In the Ogiek case, Lucy Claridge — representing MRG — argues that the community is concerned that as a direct result of the repeated and arbitrary forcible evictions, as well as the routine discrimination they have suffered, their livelihoods are threatened while their cultural life and hunter-gatherer activities are being destroyed.

Ms Claridge argues that due to logging, the respondent government recently entered into an extensive reforestation and restoration project via its agencies — the Kenya Forestry Service and the Ministry of Finance — within the Mau Forest, without consulting the Ogiek.

The project has been developed under the Clean Development Mechanism established by the Kyoto Protocol to cut emissions, for which the government is likely to be receiving international investments in return for carbon credits. The project will include commercial plantation, which will involve other people being given rights over the Ogiek land.
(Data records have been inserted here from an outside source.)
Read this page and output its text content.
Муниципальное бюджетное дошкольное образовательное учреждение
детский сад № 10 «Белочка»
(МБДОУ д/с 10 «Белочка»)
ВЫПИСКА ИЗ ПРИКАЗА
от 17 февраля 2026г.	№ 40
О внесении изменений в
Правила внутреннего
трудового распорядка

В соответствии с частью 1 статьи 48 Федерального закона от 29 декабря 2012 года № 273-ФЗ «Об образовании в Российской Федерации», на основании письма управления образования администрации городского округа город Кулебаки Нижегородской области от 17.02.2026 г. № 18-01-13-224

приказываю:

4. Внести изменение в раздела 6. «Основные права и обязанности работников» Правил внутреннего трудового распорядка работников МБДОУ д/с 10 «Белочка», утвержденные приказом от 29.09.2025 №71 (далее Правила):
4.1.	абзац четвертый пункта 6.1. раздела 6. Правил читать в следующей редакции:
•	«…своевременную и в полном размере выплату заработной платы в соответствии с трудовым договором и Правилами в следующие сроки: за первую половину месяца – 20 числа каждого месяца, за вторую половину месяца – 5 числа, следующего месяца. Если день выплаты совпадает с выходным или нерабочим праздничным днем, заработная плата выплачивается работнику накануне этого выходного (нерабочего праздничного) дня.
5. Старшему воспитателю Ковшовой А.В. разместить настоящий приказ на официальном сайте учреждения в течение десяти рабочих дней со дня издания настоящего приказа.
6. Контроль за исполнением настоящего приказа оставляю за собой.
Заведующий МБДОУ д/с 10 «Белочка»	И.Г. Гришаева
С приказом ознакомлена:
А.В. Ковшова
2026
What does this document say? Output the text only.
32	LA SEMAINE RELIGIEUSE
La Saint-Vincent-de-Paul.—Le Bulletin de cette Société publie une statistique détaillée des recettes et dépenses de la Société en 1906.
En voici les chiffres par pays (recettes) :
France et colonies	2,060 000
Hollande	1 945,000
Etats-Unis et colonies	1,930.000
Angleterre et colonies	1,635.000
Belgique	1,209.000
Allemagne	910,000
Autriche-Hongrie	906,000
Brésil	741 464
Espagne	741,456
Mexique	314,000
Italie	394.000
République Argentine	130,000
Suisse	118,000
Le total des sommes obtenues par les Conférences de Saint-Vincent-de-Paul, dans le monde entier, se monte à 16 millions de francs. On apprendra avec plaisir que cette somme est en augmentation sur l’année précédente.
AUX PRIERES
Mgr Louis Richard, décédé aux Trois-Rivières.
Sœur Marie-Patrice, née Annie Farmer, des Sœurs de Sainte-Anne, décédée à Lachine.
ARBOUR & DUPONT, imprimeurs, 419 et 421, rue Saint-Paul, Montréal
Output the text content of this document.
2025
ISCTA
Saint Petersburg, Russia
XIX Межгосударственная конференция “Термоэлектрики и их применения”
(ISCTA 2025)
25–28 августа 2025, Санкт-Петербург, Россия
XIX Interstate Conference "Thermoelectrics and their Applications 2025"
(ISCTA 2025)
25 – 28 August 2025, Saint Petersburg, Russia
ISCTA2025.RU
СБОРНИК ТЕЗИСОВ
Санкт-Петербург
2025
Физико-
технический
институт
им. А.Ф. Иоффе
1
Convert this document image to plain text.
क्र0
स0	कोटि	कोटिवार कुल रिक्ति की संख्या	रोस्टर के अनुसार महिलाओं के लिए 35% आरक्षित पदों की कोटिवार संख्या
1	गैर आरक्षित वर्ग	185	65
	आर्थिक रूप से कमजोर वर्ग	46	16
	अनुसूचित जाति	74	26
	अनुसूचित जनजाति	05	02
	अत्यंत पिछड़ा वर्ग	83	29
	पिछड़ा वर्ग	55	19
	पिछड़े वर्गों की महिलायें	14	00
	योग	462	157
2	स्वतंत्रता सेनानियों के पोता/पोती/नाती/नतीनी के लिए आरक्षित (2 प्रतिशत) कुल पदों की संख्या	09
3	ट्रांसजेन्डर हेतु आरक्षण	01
Ms Claridge argues that the project, which will involve the planting of mainly non-indigenous trees such as cypress and eucalyptus, will not maintain Mau’s ecosystem nor will it support the Ogiek’s traditional way of life, since the trees do not produce flowers for nectar necessary for honey production.

“The Kenyan government was made aware of the Ogiek’s presence and rights over the land in the Mau Forest, yet the Ogiek were not consulted about this project. International law requires the effective participation of the Ogiek, in conformity with their customs and traditions, regarding any development, investment, exploration or extraction plan within their ancestral territory. It also requires a guarantee from the state that the Ogiek will receive reasonable benefits from any such plan within their territory,” she said.